Numerous studies have been conducted to reveal how oblivious people are to their prejudices. Perhaps you'll recall the "Candid Camera" episode that showed a woman walking down a street with a purse on her arm as several staged teenagers walked passed her. The teenagers were culturally different but dressed in identical clothes. As you might guess (even though the woman claimed not to be "prejudiced"), the woman placed the purse on her opposite shoulder when she saw the Black and Latino teenagers approaching. Sandra Bullock does a good job portraying a similar scene in the excellent, make-you-think movie "Crash."

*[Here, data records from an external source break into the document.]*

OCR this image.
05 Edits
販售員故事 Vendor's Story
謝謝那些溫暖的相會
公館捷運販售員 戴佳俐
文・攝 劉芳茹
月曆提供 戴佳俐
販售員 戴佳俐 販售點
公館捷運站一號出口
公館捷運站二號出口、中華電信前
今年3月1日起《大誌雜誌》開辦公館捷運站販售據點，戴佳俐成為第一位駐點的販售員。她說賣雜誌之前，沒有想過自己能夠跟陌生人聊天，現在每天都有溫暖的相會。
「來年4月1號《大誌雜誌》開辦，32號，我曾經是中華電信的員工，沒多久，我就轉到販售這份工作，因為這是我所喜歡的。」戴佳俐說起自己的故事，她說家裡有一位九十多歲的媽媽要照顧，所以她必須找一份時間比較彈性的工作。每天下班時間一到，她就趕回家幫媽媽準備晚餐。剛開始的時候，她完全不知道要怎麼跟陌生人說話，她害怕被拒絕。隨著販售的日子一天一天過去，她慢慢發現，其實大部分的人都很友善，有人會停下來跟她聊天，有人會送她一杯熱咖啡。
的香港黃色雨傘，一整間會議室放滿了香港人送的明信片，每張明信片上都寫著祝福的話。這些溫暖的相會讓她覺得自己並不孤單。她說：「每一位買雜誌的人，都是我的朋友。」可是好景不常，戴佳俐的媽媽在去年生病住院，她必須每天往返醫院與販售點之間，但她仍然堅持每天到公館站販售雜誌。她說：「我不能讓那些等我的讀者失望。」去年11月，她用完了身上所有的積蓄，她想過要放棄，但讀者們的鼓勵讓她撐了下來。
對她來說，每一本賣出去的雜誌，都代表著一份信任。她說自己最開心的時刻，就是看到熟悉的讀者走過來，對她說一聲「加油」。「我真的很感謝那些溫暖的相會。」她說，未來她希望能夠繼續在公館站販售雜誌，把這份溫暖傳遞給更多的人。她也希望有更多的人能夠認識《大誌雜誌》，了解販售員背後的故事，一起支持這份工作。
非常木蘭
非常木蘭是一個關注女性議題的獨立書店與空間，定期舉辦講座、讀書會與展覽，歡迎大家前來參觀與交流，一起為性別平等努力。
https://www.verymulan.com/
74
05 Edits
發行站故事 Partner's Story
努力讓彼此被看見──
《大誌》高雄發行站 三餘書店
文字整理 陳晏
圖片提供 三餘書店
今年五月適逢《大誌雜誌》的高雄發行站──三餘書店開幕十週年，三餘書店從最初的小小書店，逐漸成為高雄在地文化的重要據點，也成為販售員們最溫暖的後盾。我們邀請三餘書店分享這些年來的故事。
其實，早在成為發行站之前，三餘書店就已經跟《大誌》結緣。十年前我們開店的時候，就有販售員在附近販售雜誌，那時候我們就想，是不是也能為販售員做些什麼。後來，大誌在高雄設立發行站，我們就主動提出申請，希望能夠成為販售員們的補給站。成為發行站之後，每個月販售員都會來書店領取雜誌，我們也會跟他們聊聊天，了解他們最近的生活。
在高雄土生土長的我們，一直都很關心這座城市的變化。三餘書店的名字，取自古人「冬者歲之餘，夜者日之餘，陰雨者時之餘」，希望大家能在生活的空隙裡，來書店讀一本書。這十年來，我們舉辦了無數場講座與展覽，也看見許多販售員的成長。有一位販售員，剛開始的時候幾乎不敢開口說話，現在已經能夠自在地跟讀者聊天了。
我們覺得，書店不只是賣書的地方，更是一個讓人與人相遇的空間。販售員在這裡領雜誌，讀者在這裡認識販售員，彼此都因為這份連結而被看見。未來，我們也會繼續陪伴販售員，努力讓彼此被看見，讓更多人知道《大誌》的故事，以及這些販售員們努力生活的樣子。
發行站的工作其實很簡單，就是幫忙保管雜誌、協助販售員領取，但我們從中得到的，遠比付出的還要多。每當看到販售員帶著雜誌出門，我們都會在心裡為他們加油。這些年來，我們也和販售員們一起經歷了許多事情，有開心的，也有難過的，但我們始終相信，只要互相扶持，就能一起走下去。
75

So, what can you do to become more aware of your own unconscious prejudices in order to stop perpetuating microaggressions? First, take a moment to really ask yourself some questions--deeply ask yourself. For instance, how do you feel about people of color, people of other religious views, people of different sexual preferences and identities? How do you feel about intermixed relationships? How can you identify with the experiences and challenges facing differing groups of people?
If you came up with some prejudices, here’s something to consider. A lot of people are talking about the law of attraction--the idea that what you believe and think will be manifested. This is the basis of the film, "The Secret." Well, if the law of attraction is real (in sports psychology it works--you visualize the goal and see yourself completing it), and it's true that many of our prejudices are unconscious (which has been validated through enormous amounts of research), wouldn't it be valuable to unlock our prejudices and change them so that we can stop manifesting in others the very behaviors we fear?